When reading this for education I was minded of the robust approach taken by Brazil towards pharmaceutical patents for the good of the national public health that I have previously encountered. There does seem to be a will in that country to work for the educational benefit of its peoples.
But more generally across the globe there are problems in policy at different levels:
- within institutions
- in government
where they don’t understand the technologies and make decisions within existing parameters.
Most of the resources in higher education are digital, non-rivalrous and we just need to license them properly, using Creative Commons licenses for example. Cable Green argues that by licensing and opening work there can be greater leveraging of a global workforce that will take one’s work and maybe translate it, make it more accessible, or improve it in other ways.
Cable suggests that there are instances where the policies of institutions have been circumvented.
Where the faculty have come together and said “we are the Academy. Our job in the Academy is to advance knowledge. Our job in the Academy is to share knowledge to the extent that it’s what we are about. We will not only publish in the journals, but we will provide a free, accessible version of our research as well to anybody who would like to access it.”
Cable Green, Creative Commons, (video) http://youtu.be/bPTzFbpKIFA#t=12m08s
By following an openness policy there is increased potential for sharing and learning from each other:
- across an institution (intra-openness)
- and crossing institutional boundaries (inter-openness).
This also has the potential for financial savings. But Cable suggests that we need to move towards a ‘not invented here’ to ‘proudly borrowed from there’ stance so that resources can be shared. Additionally there are general advantages for society if people have increased access to education; good quality curricula and affordable up-to-date ‘textbooks’, constantly maintained and with use of the latest technologies.
There is a movement where some universities are proving resources and instruction openly. “The OER university (OERu) is a virtual collaboration of like-minded institutions committed to creating flexible pathways for OER learners to gain formal academic credit.”
“The OER university aims to provide free learning to all students worldwide using OER learning materials with pathways to gain credible qualifications from recognised education institutions.”
There is a much reduced fee for assessment and credit from the institutions. Obviously there is an outreach and community mission to this approach, but there are potentially widespread general implications to the approach, meaning a shift away from the status quo in higher education provision.

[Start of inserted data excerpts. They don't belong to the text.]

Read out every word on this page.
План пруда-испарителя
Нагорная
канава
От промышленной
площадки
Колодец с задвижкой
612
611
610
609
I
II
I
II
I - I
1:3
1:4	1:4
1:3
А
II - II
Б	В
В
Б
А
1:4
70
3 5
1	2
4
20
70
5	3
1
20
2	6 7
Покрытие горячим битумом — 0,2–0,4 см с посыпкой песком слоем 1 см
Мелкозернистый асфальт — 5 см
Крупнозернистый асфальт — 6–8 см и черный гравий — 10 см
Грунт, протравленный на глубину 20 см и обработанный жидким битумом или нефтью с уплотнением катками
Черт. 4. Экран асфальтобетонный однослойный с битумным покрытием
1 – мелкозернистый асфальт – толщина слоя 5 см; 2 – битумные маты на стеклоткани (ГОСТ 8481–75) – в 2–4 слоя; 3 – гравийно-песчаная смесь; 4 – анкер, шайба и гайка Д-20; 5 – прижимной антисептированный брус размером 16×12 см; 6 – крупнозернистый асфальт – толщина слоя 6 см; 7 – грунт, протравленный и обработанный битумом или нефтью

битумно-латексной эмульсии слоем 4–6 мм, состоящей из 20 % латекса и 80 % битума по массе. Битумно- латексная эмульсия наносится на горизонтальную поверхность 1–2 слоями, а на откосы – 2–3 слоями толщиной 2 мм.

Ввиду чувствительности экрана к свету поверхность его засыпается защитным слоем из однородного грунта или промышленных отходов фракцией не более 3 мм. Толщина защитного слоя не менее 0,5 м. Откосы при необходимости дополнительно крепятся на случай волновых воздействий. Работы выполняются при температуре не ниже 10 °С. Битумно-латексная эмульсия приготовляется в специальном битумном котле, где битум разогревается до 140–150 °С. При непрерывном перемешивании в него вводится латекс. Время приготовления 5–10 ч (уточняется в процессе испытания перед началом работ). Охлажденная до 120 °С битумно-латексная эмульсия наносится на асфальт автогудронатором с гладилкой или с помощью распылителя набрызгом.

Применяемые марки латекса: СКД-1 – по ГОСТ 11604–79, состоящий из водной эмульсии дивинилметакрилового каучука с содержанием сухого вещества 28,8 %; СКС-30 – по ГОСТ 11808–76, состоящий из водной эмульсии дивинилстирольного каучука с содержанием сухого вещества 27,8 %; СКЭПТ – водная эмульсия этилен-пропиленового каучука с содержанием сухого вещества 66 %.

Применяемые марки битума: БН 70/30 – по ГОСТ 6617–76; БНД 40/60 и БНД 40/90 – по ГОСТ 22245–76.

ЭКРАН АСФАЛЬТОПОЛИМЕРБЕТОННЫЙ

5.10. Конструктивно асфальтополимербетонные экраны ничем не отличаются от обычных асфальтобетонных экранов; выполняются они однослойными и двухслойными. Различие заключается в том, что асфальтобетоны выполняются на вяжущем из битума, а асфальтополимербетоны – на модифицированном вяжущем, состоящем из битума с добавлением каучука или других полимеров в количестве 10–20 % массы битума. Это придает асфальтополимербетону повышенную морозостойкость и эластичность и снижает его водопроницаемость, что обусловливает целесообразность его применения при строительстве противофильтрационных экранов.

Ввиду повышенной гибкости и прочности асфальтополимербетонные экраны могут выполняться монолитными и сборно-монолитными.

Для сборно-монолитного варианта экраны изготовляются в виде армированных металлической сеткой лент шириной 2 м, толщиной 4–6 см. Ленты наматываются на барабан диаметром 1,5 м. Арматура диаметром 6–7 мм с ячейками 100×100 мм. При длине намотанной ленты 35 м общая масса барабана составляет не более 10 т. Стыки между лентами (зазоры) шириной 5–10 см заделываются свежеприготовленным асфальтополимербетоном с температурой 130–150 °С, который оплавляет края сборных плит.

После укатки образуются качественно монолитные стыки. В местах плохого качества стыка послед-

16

Currently the ‘anchor’ partner institutions of OERu are:
- Athabasca University (Canada) wikieducator link
- BAOU (Gujarat’s open university) (India)
- Empire Stat College (USA) wikieducator link
- Nelson Marlborough Institute of Technology (New Zealand)
- North Tee (New Zealand)
- Open Polytechnic (New Zealand)
- Otago Polytechnic (New Zealand) wikieducator link
- Southern New Hampshire University (USA)
- Thompson Rivers University (Canada)
- University of Canterbury (New Zealand)
- University of South Africa (South Africa)
- University of Southern Queensland (Australia) wikieducator link
- University of Wollongong (Australia)
- BC campus (non-teaching) (Canada) wikieducator link
- OER Foundation (non-teaching) (New Zealand) wikieducator link
Other interesting things happening in this area are the University of the People and Wikiwijs in the Netherlands. Athabasca University in Canada has a policy that prior to building a new course the academic must go out globally and look at what OER materials are already available.
But there is a challenge with all of this; existing structures are difficult to change. The current ‘preferred’ institutional model of higher education is one of gatekeeper and rivalrous resource model.